COMPRESSIBLE FLOW-2
Compressible flow is that branch of fluid mechanics which deals with flow of fluids having significant changes in fluid density. Gases display such a behavior since liquids are in-compressible. Mach number (the ratio of the speed of the fluid flow to the speed of sound) decides about the compressible and in-compressible flow. When Mach number is greater than 0.3, it is a compressible flow since as Mach number (M) increases, the density changes become significant. This flow is found in high-speed aircraft, space-exploration vehicles, jet engines, gas pipelines, modern aircraft, missiles, and spacecraft. Compressible fluid flow study is complex. To date its analysis is empirical in nature and hence it is based on experimental data and practical experience.
Salient features of a compressible flow
Ludwig Prandtl found the following features linked with the compressible flow.
- Boundary layer
- Supersonic shock waves
- wind tunnels have supersonic flow
- Design of nozzles with supersonic flow.
Methods to Study Gas Dynamics
1. Model experiments in a wind tunnel
2. Shock tubes using optical techniques
Computational Fluid Dynamics
Computational fluid dynamics
It analysis the compressible flow. It uses supercomputers to analyze a variety of geometries and flow characteristics in a compressible flow. Both internal and external compressible flows can be evaluated. Computational fluid dynamics is an inexpensive alternative to experimental studies.

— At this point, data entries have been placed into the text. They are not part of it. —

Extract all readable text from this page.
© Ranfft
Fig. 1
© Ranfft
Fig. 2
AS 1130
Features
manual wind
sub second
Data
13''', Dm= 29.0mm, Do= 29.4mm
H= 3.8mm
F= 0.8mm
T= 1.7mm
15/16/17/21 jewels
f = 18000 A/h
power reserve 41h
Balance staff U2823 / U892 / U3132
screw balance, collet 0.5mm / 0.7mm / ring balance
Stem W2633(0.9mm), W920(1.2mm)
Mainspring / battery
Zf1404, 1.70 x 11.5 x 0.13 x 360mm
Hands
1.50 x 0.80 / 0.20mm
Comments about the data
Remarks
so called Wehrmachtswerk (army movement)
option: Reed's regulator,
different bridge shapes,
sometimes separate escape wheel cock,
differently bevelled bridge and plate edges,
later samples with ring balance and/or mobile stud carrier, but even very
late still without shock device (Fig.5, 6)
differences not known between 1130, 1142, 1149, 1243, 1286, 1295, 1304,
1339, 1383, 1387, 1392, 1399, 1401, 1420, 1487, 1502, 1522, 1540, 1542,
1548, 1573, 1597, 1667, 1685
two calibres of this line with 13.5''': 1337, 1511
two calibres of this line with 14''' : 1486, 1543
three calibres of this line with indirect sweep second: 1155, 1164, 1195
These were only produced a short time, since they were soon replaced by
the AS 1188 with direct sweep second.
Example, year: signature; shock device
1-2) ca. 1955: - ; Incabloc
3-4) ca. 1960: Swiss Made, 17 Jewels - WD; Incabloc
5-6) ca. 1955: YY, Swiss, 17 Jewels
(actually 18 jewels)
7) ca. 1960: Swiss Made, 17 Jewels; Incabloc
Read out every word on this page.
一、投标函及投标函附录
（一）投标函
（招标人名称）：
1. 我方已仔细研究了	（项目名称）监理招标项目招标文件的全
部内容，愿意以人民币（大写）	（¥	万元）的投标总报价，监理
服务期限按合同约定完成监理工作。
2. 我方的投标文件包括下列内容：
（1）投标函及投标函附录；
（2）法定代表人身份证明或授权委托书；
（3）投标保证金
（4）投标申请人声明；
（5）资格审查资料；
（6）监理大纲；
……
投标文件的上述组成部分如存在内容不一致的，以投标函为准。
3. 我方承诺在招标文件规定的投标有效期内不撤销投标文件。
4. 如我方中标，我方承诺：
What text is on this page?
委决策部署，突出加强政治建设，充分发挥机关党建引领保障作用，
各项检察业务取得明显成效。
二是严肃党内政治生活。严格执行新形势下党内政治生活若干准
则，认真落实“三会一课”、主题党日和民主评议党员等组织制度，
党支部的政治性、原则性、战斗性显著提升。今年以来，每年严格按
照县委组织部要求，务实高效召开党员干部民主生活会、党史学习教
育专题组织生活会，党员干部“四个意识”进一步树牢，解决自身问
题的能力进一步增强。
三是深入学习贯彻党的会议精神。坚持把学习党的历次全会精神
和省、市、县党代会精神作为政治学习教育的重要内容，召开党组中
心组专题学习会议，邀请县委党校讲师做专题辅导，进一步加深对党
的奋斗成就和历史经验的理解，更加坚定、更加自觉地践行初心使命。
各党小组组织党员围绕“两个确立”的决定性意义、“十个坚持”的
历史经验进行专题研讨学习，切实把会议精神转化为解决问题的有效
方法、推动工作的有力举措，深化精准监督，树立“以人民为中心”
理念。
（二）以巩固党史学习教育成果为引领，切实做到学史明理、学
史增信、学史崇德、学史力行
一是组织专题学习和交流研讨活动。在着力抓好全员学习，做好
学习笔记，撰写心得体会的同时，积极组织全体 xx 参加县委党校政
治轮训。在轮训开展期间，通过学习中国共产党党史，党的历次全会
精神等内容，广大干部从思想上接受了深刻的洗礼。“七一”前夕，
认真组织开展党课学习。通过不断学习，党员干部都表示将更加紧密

Assumptions Used in Compressible Flow
- Fluid flow as a continuous substance. There are no voids or impurities in it.
- There is no-slip condition. In most cases, the velocity of solid surface is zero. Because of no slip condition, flow becomes viscous and a boundary layer is developed.
- In an in-compressible fluid flow, pressure and velocity are two unknown parameters. These are solved by using two equations, the continuity and linear momentum conservation equations. In compressible flow, pressure, velocity, density and temperature are four unknown variables. This requires the use of two more equations i.e. the conservation of energy equation and the equation of state.
- Compressible fluid dynamics uses both Lagrangian and Eulerian frame of references because of its complex nature. The Lagrangian approach follows a particular particle or a group of particles of fixed identity. The Eulerian reference frame uses a fixed control volume that fluid can flow through.